From 2007, Zechiel-Eckes was a regular member of the executive board of the Monumenta Germaniae Historica and member of the North Rhine-Westphalian Academy of Sciences, Humanities and the Arts.

== Publications ==
- Die Concordia canonum des Cresconius: Studien und Edition. Frankfurt am Main u.a. 1992 (Freiburger Beiträge zur mittelalterlichen Geschichte. Studien und Texte, Bd. 5) ISBN 3-631-44932-1.
- Florus von Lyon als Kirchenpolitiker und Publizist. Studien zur Persönlichkeit eines karolingischen "Intellektuellen" am Beispiel der Auseinandersetzung mit Amalarius (835–838) und des Prädestinationsstreits (851–855). Stuttgart 1999 (Quellen und Forschungen zum Recht im Mittelalter, Bd. 8) ISBN 3-7995-6087-4.
- Ein Blick in Pseudoisidors Werkstatt. Studien zum Entstehungsprozeß der falschen Dekretalen. Mit einem exemplarischen editorischen Anhang (Pseudo-Julius an die orientalischen Bischöfe, JK +196). In: Francia Bd. 28.1, 2001, S. 37–90.
- Auf Pseudoisidors Spur.
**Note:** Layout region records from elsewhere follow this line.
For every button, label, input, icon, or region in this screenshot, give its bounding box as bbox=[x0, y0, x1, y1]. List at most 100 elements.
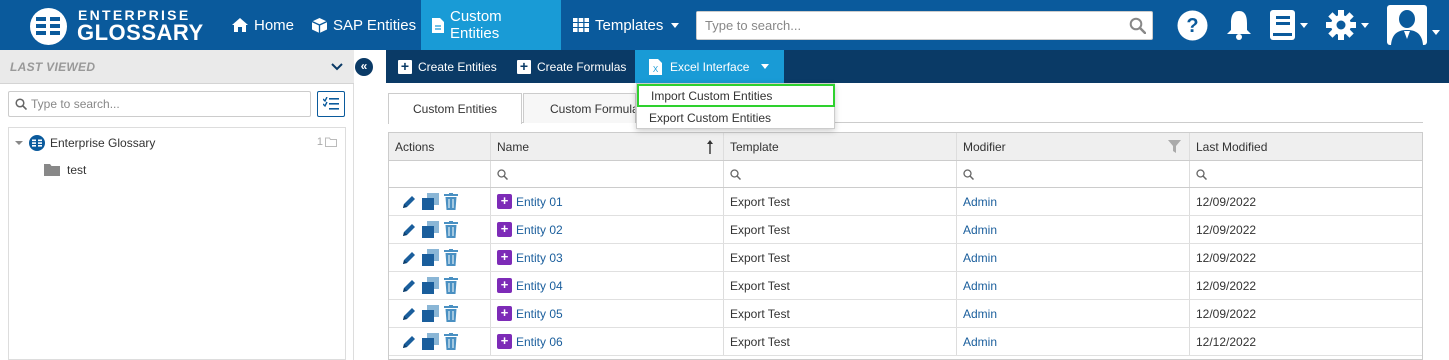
notifications-button[interactable] bbox=[1226, 9, 1252, 41]
modifier-link[interactable]: Admin bbox=[963, 251, 997, 265]
copy-icon[interactable] bbox=[422, 305, 439, 322]
last-viewed-bar[interactable]: LAST VIEWED bbox=[0, 50, 354, 84]
entity-plus-icon[interactable]: + bbox=[497, 222, 512, 237]
brand-logo[interactable]: ENTERPRISE GLOSSARY bbox=[30, 6, 203, 46]
tree-node-root[interactable]: Enterprise Glossary bbox=[15, 132, 155, 154]
entity-plus-icon[interactable]: + bbox=[497, 334, 512, 349]
create-entities-label: Create Entities bbox=[418, 59, 497, 74]
entity-plus-icon[interactable]: + bbox=[497, 194, 512, 209]
entity-plus-icon[interactable]: + bbox=[497, 250, 512, 265]
tab-custom-entities[interactable]: Custom Entities bbox=[388, 93, 522, 124]
column-actions: Actions bbox=[389, 133, 491, 160]
search-icon[interactable] bbox=[1129, 17, 1146, 34]
nav-home[interactable]: Home bbox=[222, 0, 304, 50]
row-template-cell: Export Test bbox=[724, 216, 957, 243]
entity-plus-icon[interactable]: + bbox=[497, 278, 512, 293]
trash-icon[interactable] bbox=[444, 193, 458, 210]
create-formulas-button[interactable]: + Create Formulas bbox=[507, 50, 636, 83]
filter-cell-name[interactable] bbox=[491, 161, 724, 187]
help-button[interactable]: ? bbox=[1177, 9, 1208, 41]
row-template-cell: Export Test bbox=[724, 272, 957, 299]
user-icon bbox=[1391, 10, 1423, 45]
row-modifier-cell: Admin bbox=[957, 188, 1190, 215]
nav-templates[interactable]: Templates bbox=[563, 0, 689, 50]
copy-icon[interactable] bbox=[422, 221, 439, 238]
nav-custom-entities[interactable]: Custom Entities bbox=[421, 0, 561, 50]
search-icon bbox=[15, 98, 27, 110]
modifier-link[interactable]: Admin bbox=[963, 223, 997, 237]
modifier-link[interactable]: Admin bbox=[963, 195, 997, 209]
tree-search-input[interactable] bbox=[31, 92, 301, 116]
tree-node-test[interactable]: test bbox=[44, 159, 86, 181]
global-search-input[interactable] bbox=[697, 12, 1117, 39]
table-row[interactable]: + Entity 05 Export Test Admin 12/09/2022 bbox=[389, 300, 1422, 328]
row-name-cell: + Entity 03 bbox=[491, 244, 724, 271]
trash-icon[interactable] bbox=[444, 277, 458, 294]
trash-icon[interactable] bbox=[444, 249, 458, 266]
edit-pencil-icon[interactable] bbox=[401, 278, 417, 294]
row-template-cell: Export Test bbox=[724, 188, 957, 215]
copy-icon[interactable] bbox=[422, 193, 439, 210]
row-modifier-cell: Admin bbox=[957, 300, 1190, 327]
trash-icon[interactable] bbox=[444, 333, 458, 350]
filter-cell-modifier[interactable] bbox=[957, 161, 1190, 187]
table-row[interactable]: + Entity 06 Export Test Admin 12/12/2022 bbox=[389, 328, 1422, 356]
tab-custom-formulas[interactable]: Custom Formulas bbox=[523, 93, 636, 123]
entity-name-link[interactable]: Entity 04 bbox=[516, 279, 563, 293]
modifier-link[interactable]: Admin bbox=[963, 335, 997, 349]
excel-interface-button[interactable]: X Excel Interface bbox=[635, 50, 784, 83]
import-custom-entities-item[interactable]: Import Custom Entities bbox=[637, 84, 835, 107]
entity-name-link[interactable]: Entity 01 bbox=[516, 195, 563, 209]
table-row[interactable]: + Entity 02 Export Test Admin 12/09/2022 bbox=[389, 216, 1422, 244]
modifier-link[interactable]: Admin bbox=[963, 279, 997, 293]
filter-cell-last-modified[interactable] bbox=[1190, 161, 1422, 187]
filter-icon[interactable] bbox=[1168, 140, 1181, 153]
column-last-modified[interactable]: Last Modified bbox=[1190, 133, 1422, 160]
edit-pencil-icon[interactable] bbox=[401, 250, 417, 266]
entity-name-link[interactable]: Entity 02 bbox=[516, 223, 563, 237]
export-custom-entities-item[interactable]: Export Custom Entities bbox=[637, 107, 836, 129]
column-name[interactable]: Name bbox=[491, 133, 724, 160]
column-template[interactable]: Template bbox=[724, 133, 957, 160]
create-entities-button[interactable]: + Create Entities bbox=[388, 50, 507, 83]
trash-icon[interactable] bbox=[444, 305, 458, 322]
book-icon bbox=[1270, 10, 1295, 40]
grid-filter-row bbox=[389, 161, 1422, 188]
chevron-down-icon[interactable] bbox=[331, 61, 343, 73]
entity-name-link[interactable]: Entity 05 bbox=[516, 307, 563, 321]
entity-plus-icon[interactable]: + bbox=[497, 306, 512, 321]
table-row[interactable]: + Entity 01 Export Test Admin 12/09/2022 bbox=[389, 188, 1422, 216]
table-row[interactable]: + Entity 04 Export Test Admin 12/09/2022 bbox=[389, 272, 1422, 300]
user-menu-chevron[interactable] bbox=[1430, 23, 1440, 38]
column-modifier[interactable]: Modifier bbox=[957, 133, 1190, 160]
table-row[interactable]: + Entity 03 Export Test Admin 12/09/2022 bbox=[389, 244, 1422, 272]
folder-outline-icon bbox=[325, 137, 337, 147]
entity-tabs: Custom Entities Custom Formulas bbox=[388, 93, 1423, 124]
row-last-modified-cell: 12/09/2022 bbox=[1196, 222, 1257, 237]
tree-filter-button[interactable] bbox=[317, 91, 345, 117]
create-formulas-label: Create Formulas bbox=[537, 59, 627, 74]
expand-caret-icon[interactable] bbox=[15, 139, 23, 147]
docs-button[interactable] bbox=[1270, 9, 1308, 41]
edit-pencil-icon[interactable] bbox=[401, 334, 417, 350]
edit-pencil-icon[interactable] bbox=[401, 194, 417, 210]
collapse-panel-button[interactable]: « bbox=[354, 56, 374, 78]
copy-icon[interactable] bbox=[422, 277, 439, 294]
excel-interface-label: Excel Interface bbox=[670, 59, 750, 74]
edit-pencil-icon[interactable] bbox=[401, 222, 417, 238]
sort-ascending-icon[interactable] bbox=[707, 140, 713, 154]
edit-pencil-icon[interactable] bbox=[401, 306, 417, 322]
filter-cell-template[interactable] bbox=[724, 161, 957, 187]
row-actions bbox=[389, 188, 491, 215]
copy-icon[interactable] bbox=[422, 249, 439, 266]
settings-button[interactable] bbox=[1326, 9, 1369, 41]
entity-name-link[interactable]: Entity 03 bbox=[516, 251, 563, 265]
user-avatar[interactable] bbox=[1387, 5, 1427, 45]
trash-icon[interactable] bbox=[444, 221, 458, 238]
modifier-link[interactable]: Admin bbox=[963, 307, 997, 321]
entity-name-link[interactable]: Entity 06 bbox=[516, 335, 563, 349]
search-icon bbox=[730, 168, 741, 180]
chevron-down-icon bbox=[1300, 22, 1308, 28]
copy-icon[interactable] bbox=[422, 333, 439, 350]
nav-sap-entities[interactable]: SAP Entities bbox=[302, 0, 426, 50]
Oder: Versuch, einen dichten Schleier zu lüften. In: Wilfried Hartmann/Gerhard Schmitz (Hgg.): Fortschritt durch Fälschungen? Ursprung, Gestalt und Wirkungen der pseudoisidorischen Fälschungen. Beiträge zum gleichnamigen Symposium an der Universität Tübingen vom 27. und 28. Juli 2001. Hannover 2002 (MGH Studien und Texte, Bd. 31), S. 1–28.
- Katalog der frühmittelalterlichen Fragmente der Universitäts- und Landesbibliothek Düsseldorf : vom beginnenden achten bis zum ausgehenden neunten Jahrhundert, Wiesbaden : Reichert, 2003
- Buchbinder wetzen das Messer...: Mittelalterliche Handschriften und Urkunden als Einbandmakulatur. In: Dietrich Borschung/Hansgerd Hellenkemper (Hgg.): Kosmos der Zeichen: Schriftbild und Bildformel in Antike und Mittelalter. Wiesbaden 2007 (Schriften des Lehr- und Forschungszentrums für die antiken Kulturen des Mittelalters Bd. 5), S. 141–160.
- Rebellische Kleriker? Eine unbekannte kanonistisch-patristische Polemik gegen Bischof Hinkmar von Laon in Cod. Paris, BNF, nouv. acq. lat. 1746. Hannover 2009 (MGH Studien und Texte, Bd. 49), ISBN 978-3-7752-5709-1.
- Frühe Pseudoisidor-Rezeption bei Hinkmar von Laon: ein Fragment des verloren geglaubten "Unterschriftenwerks" vom Juli 869. In: Deutsches Archiv für Erforschung des Mittelalters Bd. 66.1, 2010, S. 19–54.
- (postum erschienen) Fälschung als Mittel politischer Auseinandersetzung. Ludwig der Fromme (814–840) und die Genese der pseudoisidorischen Dekretalen. Paderborn 2011 (Nordrhein-Westfälische Akademie der Wissenschaften und der Künste, Vorträge G 428)
- (postum erschienen) Die erste Dekretale. Der Brief Papst Siricius' an Bischof Himerius von Tarragona vom Jahr 385 (JK 255). Aus dem Nachlass mit Ergänzungen herausgegeben von Detlev Jasper. Hannover 2013 (Monumenta Germaniae Historica. Studien und Texte 55) ISBN 978-3-7752-5715-2.

== Bibliography ==
- Theo Kölzer: Nachruf auf Klaus Zechiel-Eckes. In: Jahrbuch der Nordrhein-Westfälischen Akademie der Wissenschaften und der Künste, Jg. 2011, 2011, S. 134–139.
- Gerhard Schmitz: Klaus Zechiel-Eckes. In: Deutsches Archiv für Erforschung des Mittelalters Bd. 66.2, 2010, S. 639–648.